Critical Security Vulnerability reported in IBM PowerVM Hypervisor
Take action: Even if a vulnerability in IBM Power systems is very rare, they occur. Please patch your Power 9 and Power 10 systems, with appropriate consideration that some systems will require downtime.
Learn More
IBM's Product Security Incident Response Team (PSIRT) issued a notification about a high severity vulnerability in the PowerVM hypervisor used in Power Systems. This vulnerability, identified as CVE 2023-30438, has a critical severity level with a CVSS base score of 9.3.

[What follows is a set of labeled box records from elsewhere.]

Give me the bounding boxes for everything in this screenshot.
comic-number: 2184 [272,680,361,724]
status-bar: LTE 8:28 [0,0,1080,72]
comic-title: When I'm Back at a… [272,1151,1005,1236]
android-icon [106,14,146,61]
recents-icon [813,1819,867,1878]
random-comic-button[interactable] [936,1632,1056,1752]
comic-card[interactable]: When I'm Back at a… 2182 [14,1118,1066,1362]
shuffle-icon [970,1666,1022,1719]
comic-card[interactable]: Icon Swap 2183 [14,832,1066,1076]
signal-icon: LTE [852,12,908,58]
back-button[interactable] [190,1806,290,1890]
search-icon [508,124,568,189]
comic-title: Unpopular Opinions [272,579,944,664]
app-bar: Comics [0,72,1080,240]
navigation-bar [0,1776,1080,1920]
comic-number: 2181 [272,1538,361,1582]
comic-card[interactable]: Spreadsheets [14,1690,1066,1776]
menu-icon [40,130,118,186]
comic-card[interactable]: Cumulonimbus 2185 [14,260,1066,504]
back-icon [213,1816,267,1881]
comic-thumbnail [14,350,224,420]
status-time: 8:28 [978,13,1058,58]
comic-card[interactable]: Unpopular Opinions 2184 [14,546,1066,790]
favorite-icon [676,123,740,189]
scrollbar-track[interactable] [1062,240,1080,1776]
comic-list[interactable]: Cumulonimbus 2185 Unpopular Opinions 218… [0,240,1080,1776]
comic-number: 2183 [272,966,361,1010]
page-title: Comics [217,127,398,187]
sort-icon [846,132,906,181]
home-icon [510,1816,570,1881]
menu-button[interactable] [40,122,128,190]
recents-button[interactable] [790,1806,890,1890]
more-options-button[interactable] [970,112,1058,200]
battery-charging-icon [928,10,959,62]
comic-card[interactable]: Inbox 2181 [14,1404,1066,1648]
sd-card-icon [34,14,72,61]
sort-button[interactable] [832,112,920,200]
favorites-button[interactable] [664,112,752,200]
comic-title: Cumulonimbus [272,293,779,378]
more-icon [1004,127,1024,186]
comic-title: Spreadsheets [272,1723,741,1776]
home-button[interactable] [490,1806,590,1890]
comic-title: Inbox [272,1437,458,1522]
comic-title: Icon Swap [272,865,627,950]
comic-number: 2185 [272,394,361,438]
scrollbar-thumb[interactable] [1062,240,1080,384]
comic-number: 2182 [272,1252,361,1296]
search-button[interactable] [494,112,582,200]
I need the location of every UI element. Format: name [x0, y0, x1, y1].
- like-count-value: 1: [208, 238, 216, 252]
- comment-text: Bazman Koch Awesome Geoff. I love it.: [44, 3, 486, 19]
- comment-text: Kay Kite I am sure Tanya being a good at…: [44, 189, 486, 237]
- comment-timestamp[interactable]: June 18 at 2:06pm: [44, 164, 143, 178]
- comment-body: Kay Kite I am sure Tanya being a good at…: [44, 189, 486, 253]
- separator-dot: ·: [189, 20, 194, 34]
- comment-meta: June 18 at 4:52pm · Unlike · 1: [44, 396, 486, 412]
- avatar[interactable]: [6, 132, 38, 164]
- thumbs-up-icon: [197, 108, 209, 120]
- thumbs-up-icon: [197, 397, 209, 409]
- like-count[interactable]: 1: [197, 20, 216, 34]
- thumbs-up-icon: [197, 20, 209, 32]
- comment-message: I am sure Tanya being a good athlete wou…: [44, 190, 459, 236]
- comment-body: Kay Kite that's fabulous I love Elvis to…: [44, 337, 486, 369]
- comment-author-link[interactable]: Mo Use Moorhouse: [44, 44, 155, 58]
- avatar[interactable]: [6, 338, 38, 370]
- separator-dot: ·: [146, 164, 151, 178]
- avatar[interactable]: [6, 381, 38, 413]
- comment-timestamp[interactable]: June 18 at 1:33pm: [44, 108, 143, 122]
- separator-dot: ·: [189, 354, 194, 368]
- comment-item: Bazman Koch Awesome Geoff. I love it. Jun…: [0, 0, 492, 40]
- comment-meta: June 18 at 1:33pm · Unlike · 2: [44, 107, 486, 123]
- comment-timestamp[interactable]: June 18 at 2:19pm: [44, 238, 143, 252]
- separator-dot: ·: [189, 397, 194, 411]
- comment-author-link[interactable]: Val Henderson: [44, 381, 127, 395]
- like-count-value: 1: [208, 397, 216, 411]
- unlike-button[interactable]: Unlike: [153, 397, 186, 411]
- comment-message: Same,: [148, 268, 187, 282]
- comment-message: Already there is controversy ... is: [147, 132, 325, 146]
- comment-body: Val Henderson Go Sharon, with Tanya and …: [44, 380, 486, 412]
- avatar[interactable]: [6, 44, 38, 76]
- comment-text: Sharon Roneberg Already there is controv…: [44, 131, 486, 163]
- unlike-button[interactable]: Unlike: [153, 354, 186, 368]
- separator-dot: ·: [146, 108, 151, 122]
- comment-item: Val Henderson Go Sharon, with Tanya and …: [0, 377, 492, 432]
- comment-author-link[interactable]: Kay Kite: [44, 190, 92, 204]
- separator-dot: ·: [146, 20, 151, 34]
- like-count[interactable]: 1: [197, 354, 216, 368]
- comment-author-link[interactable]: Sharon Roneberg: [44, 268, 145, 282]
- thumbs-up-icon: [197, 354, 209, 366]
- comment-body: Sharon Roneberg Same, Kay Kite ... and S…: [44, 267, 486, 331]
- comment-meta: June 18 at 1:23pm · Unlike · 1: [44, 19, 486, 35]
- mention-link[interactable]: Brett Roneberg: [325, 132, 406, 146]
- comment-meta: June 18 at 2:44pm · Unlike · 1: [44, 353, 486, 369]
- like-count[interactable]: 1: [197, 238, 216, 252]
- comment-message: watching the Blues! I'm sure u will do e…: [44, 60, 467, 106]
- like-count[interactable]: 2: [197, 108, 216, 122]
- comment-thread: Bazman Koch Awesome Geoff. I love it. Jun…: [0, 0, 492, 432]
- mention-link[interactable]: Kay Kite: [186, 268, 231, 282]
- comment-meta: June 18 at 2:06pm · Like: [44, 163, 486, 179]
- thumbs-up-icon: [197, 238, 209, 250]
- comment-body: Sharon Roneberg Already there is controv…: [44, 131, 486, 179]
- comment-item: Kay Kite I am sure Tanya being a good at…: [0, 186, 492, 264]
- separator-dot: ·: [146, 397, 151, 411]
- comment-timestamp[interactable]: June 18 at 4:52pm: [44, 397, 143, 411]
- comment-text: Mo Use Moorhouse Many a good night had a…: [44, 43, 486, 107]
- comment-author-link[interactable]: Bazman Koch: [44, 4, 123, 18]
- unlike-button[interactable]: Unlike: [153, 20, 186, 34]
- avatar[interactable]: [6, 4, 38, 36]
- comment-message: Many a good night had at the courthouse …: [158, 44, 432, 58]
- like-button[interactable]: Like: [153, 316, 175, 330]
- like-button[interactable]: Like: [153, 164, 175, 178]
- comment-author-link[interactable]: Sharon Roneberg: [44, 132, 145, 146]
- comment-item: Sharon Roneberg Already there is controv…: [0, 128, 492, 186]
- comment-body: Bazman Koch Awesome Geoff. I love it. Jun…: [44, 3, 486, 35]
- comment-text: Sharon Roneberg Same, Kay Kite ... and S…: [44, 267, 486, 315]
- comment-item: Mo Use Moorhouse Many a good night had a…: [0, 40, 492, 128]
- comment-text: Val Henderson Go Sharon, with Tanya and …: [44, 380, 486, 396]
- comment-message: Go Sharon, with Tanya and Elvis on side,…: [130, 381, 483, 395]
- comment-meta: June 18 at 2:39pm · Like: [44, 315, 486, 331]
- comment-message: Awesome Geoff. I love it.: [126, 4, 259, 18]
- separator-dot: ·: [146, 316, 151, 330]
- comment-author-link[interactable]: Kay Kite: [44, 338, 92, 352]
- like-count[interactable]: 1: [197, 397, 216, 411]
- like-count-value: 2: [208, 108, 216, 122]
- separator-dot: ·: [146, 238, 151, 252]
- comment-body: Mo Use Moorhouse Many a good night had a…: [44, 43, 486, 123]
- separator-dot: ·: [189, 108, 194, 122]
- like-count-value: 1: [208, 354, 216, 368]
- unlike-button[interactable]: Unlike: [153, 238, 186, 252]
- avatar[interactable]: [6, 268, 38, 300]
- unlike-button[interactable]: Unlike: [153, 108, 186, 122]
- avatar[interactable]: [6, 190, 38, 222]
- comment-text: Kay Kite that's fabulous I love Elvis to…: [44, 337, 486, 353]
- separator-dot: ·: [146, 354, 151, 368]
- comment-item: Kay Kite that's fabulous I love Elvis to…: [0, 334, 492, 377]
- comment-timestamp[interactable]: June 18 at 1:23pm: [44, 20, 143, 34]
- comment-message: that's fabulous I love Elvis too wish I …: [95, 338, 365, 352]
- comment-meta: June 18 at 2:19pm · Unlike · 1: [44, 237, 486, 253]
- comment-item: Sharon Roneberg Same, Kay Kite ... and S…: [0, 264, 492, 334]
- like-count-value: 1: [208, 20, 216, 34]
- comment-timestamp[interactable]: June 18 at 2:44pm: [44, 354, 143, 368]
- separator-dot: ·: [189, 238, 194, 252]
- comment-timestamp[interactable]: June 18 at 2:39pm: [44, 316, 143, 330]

The vulnerability discovered internally affects PowerVM on Power9 and Power10 systems. If exploited, an attacker with privileged user access to a logical partition could breach the isolation between partitions, potentially resulting in data leakage or the execution of unauthorized code on other logical partitions residing on the same physical server.
Any Power9 or Power10 server with multiple partitions, regardless of their creation or management method, is potentially affected. Specific considerations apply to Power10 machines when it comes to patching, with servers running firmware below FW1010.10 requiring a disruptive fix that necessitates powering off the server. However, machines with higher firmware levels can receive the patch while still operational, ensuring secure operation.
IBM strongly advises Power9 users to install FW950.71(950_124) or a newer version to address the vulnerability. Power E1080 server owners should install FW1010.51(1010_163), FW1030.11(1030_052), or newer, while other Power10-based systems require FW1020.31(1020_102), FW1030.11(1030_058), or newer firmware for remediation.
For users of IBM Cloud's Power Systems Virtual Server instances, these cloud deployments were exposed to the vulnerability. However, IBM has patched all Power9 and Power10 servers in the IBM Cloud environment, as there are no Power8 or earlier machines in the Power VS offering.